O Tribunal Superior Eleitoral (TSE) deferiu liminar em Ação Cautelar, determinando o retorno ao cargo do prefeito e vice-prefeito de São Pedro da Cipa, respectivamente Wilson Virgílio de Lima e Evangelista Firmino Rodrigues, além do vereador Vanildo Borto. 'Defiro a medida acauteladora para adotar a óptica do relator da origem, assentando como conseqüência lógica da insubsistência da sentença proferida, o retorno aos cargos daqueles que por ela foram afastados", manifestou-se o relator da ação no TSE, ministro Marco Aurélio, ao endossar o voto do relator do recurso no TRE/MT, desembargador Rui Ramos Ribeiro.
Após nove meses de gestão, o prefeito e o vice foram afastados do cargo, sob a acusação de compra de votos, por decisão proferida em 25 de setembro do ano passado pelo juízo 14ª Zona Eleitoral.
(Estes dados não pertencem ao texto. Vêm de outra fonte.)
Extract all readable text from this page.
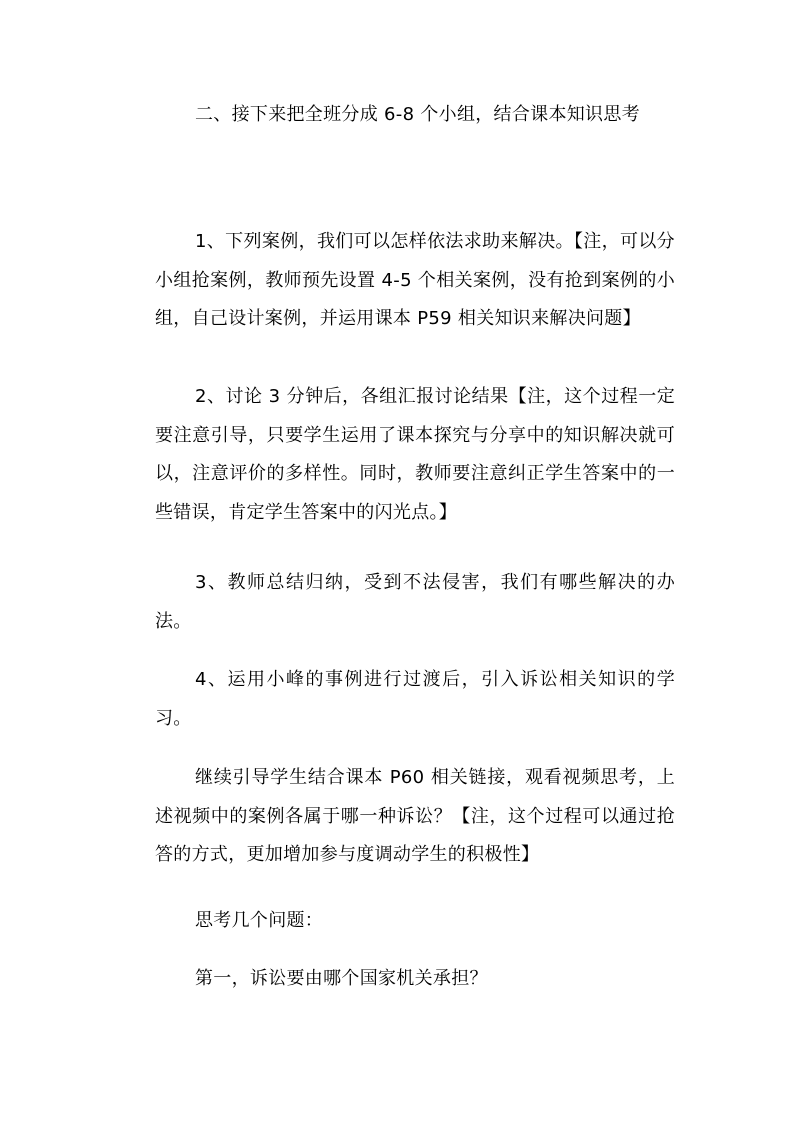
二、接下来把全班分成 6-8 个小组，结合课本知识思考

1、下列案例，我们可以怎样依法求助来解决。【注，可以分小组抢案例，教师预先设置 4-5 个相关案例，没有抢到案例的小组，自己设计案例，并运用课本 P59 相关知识来解决问题】

2、讨论 3 分钟后，各组汇报讨论结果【注，这个过程一定要注意引导，只要学生运用了课本探究与分享中的知识解决就可以，注意评价的多样性。同时，教师要注意纠正学生答案中的一些错误，肯定学生答案中的闪光点。】

3、教师总结归纳，受到不法侵害，我们有哪些解决的办法。

4、运用小峰的事例进行过渡后，引入诉讼相关知识的学习。

继续引导学生结合课本 P60 相关链接，观看视频思考，上述视频中的案例各属于哪一种诉讼？【注，这个过程可以通过抢答的方式，更加增加参与度调动学生的积极性】

思考几个问题：

第一，诉讼要由哪个国家机关承担？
Na ocasião, foram empossados o prefeito e o vice-prefeito que obtiveram a segunda maior votação no pleito de 2008.
Mas a sentença do juízo 14ª Zona Eleitoral foi considerada nula pelo Pleno do Tribunal Regional Eleitoral, que, de forma unânime, considerou ter havido cerceamento de defesa e necessidade de produção de provas.
Diante destes fatos, em julgamento ocorrido em março deste ano, e acompanhando parecer da Procuradoria Regional Eleitoral, o relator do recurso no TRE, desembargador Rui Ramos, entendeu que ambos deveriam ser reconduzidos aos respectivos cargos, aspecto em que foi voto vencido pelos demais membros do Pleno, com exceção do juiz Sebastião de Arruda Almeida, que acompanhou integralmente o voto do relator.
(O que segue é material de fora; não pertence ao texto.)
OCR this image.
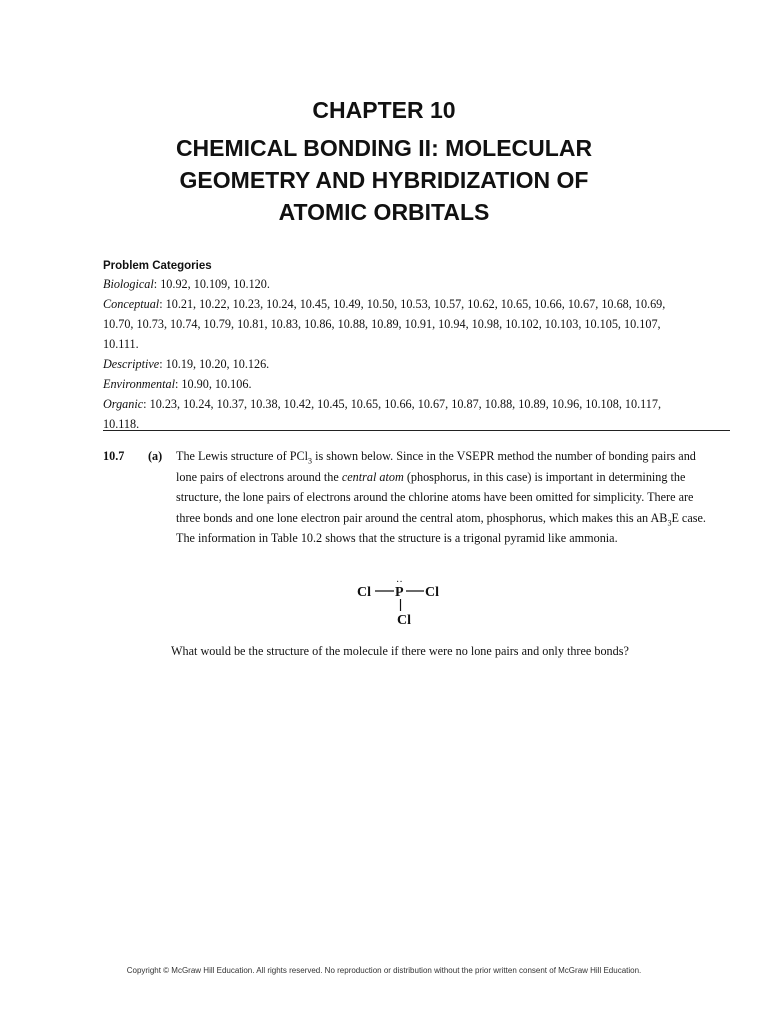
CHAPTER 10
CHEMICAL BONDING II: MOLECULAR
GEOMETRY AND HYBRIDIZATION OF
ATOMIC ORBITALS
Problem Categories
Biological: 10.92, 10.109, 10.120.
Conceptual: 10.21, 10.22, 10.23, 10.24, 10.45, 10.49, 10.50, 10.53, 10.57, 10.62, 10.65, 10.66, 10.67, 10.68, 10.69, 10.70, 10.73, 10.74, 10.79, 10.81, 10.83, 10.86, 10.88, 10.89, 10.91, 10.94, 10.98, 10.102, 10.103, 10.105, 10.107, 10.111.
Descriptive: 10.19, 10.20, 10.126.
Environmental: 10.90, 10.106.
Organic: 10.23, 10.24, 10.37, 10.38, 10.42, 10.45, 10.65, 10.66, 10.67, 10.87, 10.88, 10.89, 10.96, 10.108, 10.117, 10.118.
10.7 (a) The Lewis structure of PCl$_3$ is shown below. Since in the VSEPR method the number of bonding pairs and lone pairs of electrons around the central atom (phosphorus, in this case) is important in determining the structure, the lone pairs of electrons around the chlorine atoms have been omitted for simplicity. There are three bonds and one lone electron pair around the central atom, phosphorus, which makes this an $AB_3E$ case. The information in Table 10.2 shows that the structure is a trigonal pyramid like ammonia.
Cl P Cl
Cl
··
What would be the structure of the molecule if there were no lone pairs and only three bonds?
Copyright © McGraw Hill Education. All rights reserved. No reproduction or distribution without the prior written consent of McGraw Hill Education.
No entendimento dos outros membros do Pleno, uma eventual decisão do TRE determinando o retorno do prefeito e do vice-prefeito ao cargo poderia provocar uma alternância de poder prejudicial à administração.
O desembargador Rui Ramos argumentou que a medida não provocaria prejuízos à municipalidade, visto que o atual prefeito ocupava o cargo há apenas cinco meses, período inclusive inferior ao exercido pelo prefeito cassado, que governou o município por nove meses. A questão a ser decidida, portanto, seria de ordem temporal, ou seja, o TRE deveria estabelecer um período de tempo de exercício do cargo de prefeito, a partir do qual o Pleno consideraria a probabilidade de haver prejuízo à administração do município, caso determinasse a alternância de poder.
Em seu voto, ele observou ainda que o prefeito e o vice-prefeito tiveram seus mandatos cassados por um erro do Poder Judiciário (cerceamento de defesa por falha na produção de provas), motivo pelo qual não se pode anular a sentença do juízo eleitoral sem considerar a recondução dos eleitos aos respectivos cargos, como consectário lógico da democracia, já que eleitos pelo voto popular.